Speaker 1:Music. Not a pop star, but a slop star. If you wanna log off, if you wanna touch some grass, head over to wander, find your happy place, book a wander with inspiring views, touch upgraded menus, dreamy beds, top tier cleaning, twenty four seven concierge service, vacation, but better
Speaker 2:Like most of you guys, I didn't get into crypto to get rich. I got into crypto because I believed in the vision of 500 different stablecoins issued by 500 different centralized institutions on 500 different blockchains.
Speaker 1:Ugh. I do wonder what the stable result is. Like, what what is the final equilibrium? Is it just endless proliferation of new coins, or is it a consolidation?
Speaker 2:If you have Tether at a 183,000,000,000, USCC at 75,000,000,000. The next largest is USDE at 9,000,000,000 below that is DAI. And then below that, below that is World Liberty Financial.
Speaker 1:I have this partially formed hypothesis that artist backlash against generative AI crystallized largely in response to text driven user interfaces. The art world has come to accept tools like Photoshop and earlier photography itself that still shares the aesthetic of traditional art creation. If mid journey, ChadGBT, Dolly, etcetera, had interfaces along the lines of NVIDIA Canvas from 2020 pictured below. I remember this tool. It was awesome.
Speaker 1:You could do that. You could draw whatever whatever, like Right. Outline you wanted, and it would just automatically generate it and look great. Palmer says it would look enough like existing tools that that the critique would look purest and elite. Art via command line, on the other hand, looks sufficiently other that you can easily berate the users as not artists.

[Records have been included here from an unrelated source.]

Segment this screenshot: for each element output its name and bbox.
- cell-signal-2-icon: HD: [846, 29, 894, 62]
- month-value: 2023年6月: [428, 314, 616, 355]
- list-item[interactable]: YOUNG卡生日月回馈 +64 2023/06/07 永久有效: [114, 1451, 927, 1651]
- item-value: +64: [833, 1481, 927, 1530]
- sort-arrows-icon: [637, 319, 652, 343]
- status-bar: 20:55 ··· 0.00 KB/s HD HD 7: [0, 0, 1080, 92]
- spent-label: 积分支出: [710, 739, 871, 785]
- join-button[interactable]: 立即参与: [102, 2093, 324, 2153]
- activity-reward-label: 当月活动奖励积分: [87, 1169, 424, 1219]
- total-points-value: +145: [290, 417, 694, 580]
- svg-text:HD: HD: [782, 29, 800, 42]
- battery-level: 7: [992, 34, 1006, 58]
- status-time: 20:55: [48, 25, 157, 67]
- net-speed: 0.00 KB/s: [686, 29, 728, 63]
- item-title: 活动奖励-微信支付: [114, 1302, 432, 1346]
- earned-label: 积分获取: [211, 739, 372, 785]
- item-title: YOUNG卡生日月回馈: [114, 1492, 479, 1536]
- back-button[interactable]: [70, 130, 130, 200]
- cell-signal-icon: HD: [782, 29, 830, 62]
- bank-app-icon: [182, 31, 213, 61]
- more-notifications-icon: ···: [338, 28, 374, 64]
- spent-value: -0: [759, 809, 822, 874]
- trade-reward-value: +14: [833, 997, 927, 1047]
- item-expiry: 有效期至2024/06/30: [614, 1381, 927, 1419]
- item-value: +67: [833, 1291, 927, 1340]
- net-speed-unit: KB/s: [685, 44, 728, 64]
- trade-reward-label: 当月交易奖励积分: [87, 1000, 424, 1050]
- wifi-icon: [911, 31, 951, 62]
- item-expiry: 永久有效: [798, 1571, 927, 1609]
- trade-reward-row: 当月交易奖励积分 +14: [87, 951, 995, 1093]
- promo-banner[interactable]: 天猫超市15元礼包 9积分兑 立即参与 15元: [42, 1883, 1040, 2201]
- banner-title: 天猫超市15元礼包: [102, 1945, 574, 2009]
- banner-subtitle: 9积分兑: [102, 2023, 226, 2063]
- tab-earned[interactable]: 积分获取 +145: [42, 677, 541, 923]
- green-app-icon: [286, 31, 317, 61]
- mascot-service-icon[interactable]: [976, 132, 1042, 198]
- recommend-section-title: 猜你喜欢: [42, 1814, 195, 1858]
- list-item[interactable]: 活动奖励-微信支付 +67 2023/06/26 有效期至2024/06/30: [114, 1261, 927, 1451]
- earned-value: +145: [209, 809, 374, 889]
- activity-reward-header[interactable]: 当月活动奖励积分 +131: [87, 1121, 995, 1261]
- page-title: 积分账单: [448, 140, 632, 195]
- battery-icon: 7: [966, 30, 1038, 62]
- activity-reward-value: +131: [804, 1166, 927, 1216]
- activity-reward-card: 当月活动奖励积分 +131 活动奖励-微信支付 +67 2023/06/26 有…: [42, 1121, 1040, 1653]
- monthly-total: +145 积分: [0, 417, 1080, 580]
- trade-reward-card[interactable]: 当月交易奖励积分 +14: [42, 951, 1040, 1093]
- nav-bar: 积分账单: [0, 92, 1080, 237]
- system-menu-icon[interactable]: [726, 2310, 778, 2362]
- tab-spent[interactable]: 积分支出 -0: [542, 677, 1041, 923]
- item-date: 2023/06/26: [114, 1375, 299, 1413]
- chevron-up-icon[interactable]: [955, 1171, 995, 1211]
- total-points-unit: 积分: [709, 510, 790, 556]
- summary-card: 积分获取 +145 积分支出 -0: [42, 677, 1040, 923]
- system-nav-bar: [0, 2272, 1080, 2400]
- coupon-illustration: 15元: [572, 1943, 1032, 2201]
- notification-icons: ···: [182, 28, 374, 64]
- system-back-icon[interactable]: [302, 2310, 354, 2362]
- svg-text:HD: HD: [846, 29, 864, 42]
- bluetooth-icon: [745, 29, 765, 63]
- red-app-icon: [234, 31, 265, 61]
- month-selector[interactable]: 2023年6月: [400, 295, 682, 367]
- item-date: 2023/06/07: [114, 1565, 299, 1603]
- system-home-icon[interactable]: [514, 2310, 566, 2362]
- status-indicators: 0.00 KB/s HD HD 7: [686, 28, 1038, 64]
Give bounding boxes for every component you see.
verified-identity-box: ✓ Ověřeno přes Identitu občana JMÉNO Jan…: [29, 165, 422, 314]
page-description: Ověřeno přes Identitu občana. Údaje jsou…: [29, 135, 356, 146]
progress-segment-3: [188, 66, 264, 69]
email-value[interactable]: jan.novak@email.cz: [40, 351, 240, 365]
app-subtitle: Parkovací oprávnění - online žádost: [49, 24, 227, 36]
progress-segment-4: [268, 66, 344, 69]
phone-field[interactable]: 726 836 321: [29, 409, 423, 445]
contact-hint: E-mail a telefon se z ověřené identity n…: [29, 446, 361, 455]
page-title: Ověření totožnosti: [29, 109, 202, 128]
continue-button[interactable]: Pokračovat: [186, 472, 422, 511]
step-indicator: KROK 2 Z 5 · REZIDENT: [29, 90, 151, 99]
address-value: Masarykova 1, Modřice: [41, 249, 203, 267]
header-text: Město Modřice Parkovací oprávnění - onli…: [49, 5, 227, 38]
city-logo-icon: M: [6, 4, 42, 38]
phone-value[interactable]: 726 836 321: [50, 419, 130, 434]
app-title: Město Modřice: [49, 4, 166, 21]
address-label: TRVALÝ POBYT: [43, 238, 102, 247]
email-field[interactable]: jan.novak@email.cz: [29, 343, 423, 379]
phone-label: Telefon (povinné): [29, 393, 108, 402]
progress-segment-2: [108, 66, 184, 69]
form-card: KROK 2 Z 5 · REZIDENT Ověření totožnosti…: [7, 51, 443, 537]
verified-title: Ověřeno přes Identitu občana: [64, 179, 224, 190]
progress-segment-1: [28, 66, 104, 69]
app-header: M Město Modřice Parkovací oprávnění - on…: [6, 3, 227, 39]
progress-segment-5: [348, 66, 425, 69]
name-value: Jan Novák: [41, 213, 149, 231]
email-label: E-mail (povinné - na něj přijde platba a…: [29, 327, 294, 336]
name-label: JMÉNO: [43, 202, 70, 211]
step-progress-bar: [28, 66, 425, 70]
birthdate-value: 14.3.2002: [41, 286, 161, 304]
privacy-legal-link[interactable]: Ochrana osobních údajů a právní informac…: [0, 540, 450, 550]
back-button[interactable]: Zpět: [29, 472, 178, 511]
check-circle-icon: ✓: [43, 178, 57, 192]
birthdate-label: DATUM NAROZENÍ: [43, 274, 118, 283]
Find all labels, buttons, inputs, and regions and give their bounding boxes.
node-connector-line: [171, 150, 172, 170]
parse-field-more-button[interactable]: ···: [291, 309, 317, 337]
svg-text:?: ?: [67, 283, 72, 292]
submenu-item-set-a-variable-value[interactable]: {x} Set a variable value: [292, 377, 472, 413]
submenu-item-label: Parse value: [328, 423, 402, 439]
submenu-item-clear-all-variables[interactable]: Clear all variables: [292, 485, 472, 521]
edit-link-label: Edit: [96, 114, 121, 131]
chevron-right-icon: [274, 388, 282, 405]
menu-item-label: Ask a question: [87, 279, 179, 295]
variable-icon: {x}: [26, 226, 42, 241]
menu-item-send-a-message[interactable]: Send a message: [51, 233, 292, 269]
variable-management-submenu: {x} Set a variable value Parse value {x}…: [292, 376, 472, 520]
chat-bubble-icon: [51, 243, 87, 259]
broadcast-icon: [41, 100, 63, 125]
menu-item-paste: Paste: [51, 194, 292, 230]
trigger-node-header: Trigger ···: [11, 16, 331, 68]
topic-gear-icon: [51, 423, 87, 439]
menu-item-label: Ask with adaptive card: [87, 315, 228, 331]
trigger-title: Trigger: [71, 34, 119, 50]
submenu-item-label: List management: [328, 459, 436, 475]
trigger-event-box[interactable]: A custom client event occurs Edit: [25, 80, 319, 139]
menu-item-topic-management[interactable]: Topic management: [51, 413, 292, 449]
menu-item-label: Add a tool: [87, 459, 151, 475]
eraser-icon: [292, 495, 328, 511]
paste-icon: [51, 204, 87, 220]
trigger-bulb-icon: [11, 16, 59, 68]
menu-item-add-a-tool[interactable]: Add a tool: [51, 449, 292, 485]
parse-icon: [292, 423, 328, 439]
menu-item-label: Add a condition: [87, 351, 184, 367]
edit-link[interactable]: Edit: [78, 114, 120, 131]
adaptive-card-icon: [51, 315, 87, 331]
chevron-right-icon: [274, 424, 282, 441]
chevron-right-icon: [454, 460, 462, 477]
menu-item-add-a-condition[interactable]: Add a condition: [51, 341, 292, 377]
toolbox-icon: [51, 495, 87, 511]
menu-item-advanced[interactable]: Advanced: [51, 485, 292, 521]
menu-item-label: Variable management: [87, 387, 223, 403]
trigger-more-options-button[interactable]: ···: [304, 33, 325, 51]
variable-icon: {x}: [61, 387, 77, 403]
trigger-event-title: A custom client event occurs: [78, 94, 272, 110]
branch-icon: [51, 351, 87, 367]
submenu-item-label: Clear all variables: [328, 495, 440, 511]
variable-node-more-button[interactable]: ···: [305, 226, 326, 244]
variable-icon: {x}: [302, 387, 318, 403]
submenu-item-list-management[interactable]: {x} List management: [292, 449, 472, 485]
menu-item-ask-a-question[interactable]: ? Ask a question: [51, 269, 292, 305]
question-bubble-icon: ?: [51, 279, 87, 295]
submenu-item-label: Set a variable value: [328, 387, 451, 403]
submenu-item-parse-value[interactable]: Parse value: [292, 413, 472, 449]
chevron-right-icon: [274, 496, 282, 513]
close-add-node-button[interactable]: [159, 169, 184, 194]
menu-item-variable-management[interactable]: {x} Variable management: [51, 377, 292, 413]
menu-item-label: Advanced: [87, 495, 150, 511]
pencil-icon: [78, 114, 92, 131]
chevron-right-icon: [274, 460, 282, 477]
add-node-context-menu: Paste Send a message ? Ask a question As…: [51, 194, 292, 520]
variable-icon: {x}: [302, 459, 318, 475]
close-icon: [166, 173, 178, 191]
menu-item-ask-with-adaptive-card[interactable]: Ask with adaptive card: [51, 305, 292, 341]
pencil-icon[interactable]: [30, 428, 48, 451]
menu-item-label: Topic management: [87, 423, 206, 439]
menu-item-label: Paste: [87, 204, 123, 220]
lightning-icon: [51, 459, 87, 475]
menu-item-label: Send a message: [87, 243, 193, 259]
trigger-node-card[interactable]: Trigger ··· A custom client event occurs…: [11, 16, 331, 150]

Speaker 2:Service Titan at $9,000,000,000 market cap on 866,000,000 of revenue. Comparing that to Harvey, which is $8,000,000,000 valuation on somewhere around a 100,000,000 of ARR. At this point, you have to believe that we're moving from a world of niche vertical vertical SaaS to the next industrial revolution. You would not be able to underwrite Harvey like this against like the existing legal AI market. This is a bet on, labor displacement.
Speaker 2:Apparently, the 200 largest law firms in the world annually provide a 130,000,000,000 of legal services. That's the top 100. So Harvey's already sitting at, you know, basically there.
Speaker 1:We will be back in the ultra gun Los Angeles. We'll see you
Speaker 2:Can't wait. Then. Goodbye.